La France et l'Allemagne traversent apparemment la même crise sanitaire et économique. En réalité, les fourmis se relèveront plus vite que les cigales. Traduction : la reprise pourra être plus rapide Outre-Rhin.

En apparence, la France et l’Allemagne suivent des chemins parallèles. 

- L’exemple le plus frappant, c’est le recours au chômage partiel. Il concernait hier 732.000 entreprises ici en France et 725.000 Outre-Rhin. Le couple franco-allemand, c’est quand même quelque chose. 

- Les deux pays sont en récession, et quand on regarde les prévisions du FMI, la chute de l’activité serait la même cette année (autour de 7%). 

- Les stratégies de déconfinement se ressemblent aussi. Hier, Angela Merkel a annoncé une réouverture de certains commerces à partir de lundi et une reprise des cours pour les élèves le 4 mai – en commençant (différence amusante avec Paris) par les lycéens.

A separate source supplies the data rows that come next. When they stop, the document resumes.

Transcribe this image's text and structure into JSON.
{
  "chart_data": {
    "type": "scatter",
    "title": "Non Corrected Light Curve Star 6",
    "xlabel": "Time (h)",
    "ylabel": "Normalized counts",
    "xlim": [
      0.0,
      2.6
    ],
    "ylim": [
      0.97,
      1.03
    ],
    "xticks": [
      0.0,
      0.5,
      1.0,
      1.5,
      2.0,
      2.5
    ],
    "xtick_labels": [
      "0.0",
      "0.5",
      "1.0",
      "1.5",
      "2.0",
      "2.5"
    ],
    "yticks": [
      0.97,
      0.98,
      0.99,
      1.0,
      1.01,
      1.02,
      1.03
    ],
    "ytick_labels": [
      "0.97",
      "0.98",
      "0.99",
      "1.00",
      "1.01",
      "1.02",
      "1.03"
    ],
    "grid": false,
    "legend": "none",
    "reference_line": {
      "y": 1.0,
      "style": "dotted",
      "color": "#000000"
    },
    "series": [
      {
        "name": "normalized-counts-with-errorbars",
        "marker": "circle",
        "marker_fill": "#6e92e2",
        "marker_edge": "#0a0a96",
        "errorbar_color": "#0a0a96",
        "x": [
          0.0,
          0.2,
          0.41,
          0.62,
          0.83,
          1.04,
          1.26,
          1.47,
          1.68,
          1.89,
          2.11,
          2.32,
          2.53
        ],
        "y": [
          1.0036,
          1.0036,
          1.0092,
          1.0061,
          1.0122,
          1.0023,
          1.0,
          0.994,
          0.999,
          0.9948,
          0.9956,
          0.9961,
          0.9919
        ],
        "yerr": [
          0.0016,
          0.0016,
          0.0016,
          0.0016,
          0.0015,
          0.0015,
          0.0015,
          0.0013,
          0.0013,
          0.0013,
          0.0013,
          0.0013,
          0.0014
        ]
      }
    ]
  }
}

Comme ici, les restaurants resteront fermés là-bas et les regroupements sportifs interdits. 

Bref, les Allemands redémarrent plus tôt que les Français -ici, la date clé, c’est le 11 mai, pas le 4-, mais tout cela est proche et progressif. 

Et pourtant au-delà de l’apparence, le parallèle doit être nuancé, il y a de grosses différences

Un : Le nombre de décès est, chacun le sait, beaucoup plus bas en Allemagne. Dans les deux pays, les moyens donnés à la santé sont identiques en proportion de la richesse nationale (11,2% du PIB en 2018, source : OCDE, dernier Panorama de Santé), mais comme l’Allemagne est plus riche, cela fait plus d’euros pour la santé de chaque Allemand (5.447 dollars en All, 4.995 en Fr). Outre-Rhin, l’industrie, très forte, a par ailleurs très vite mis au point beaucoup de tests très utiles. Voilà pour le Covid. 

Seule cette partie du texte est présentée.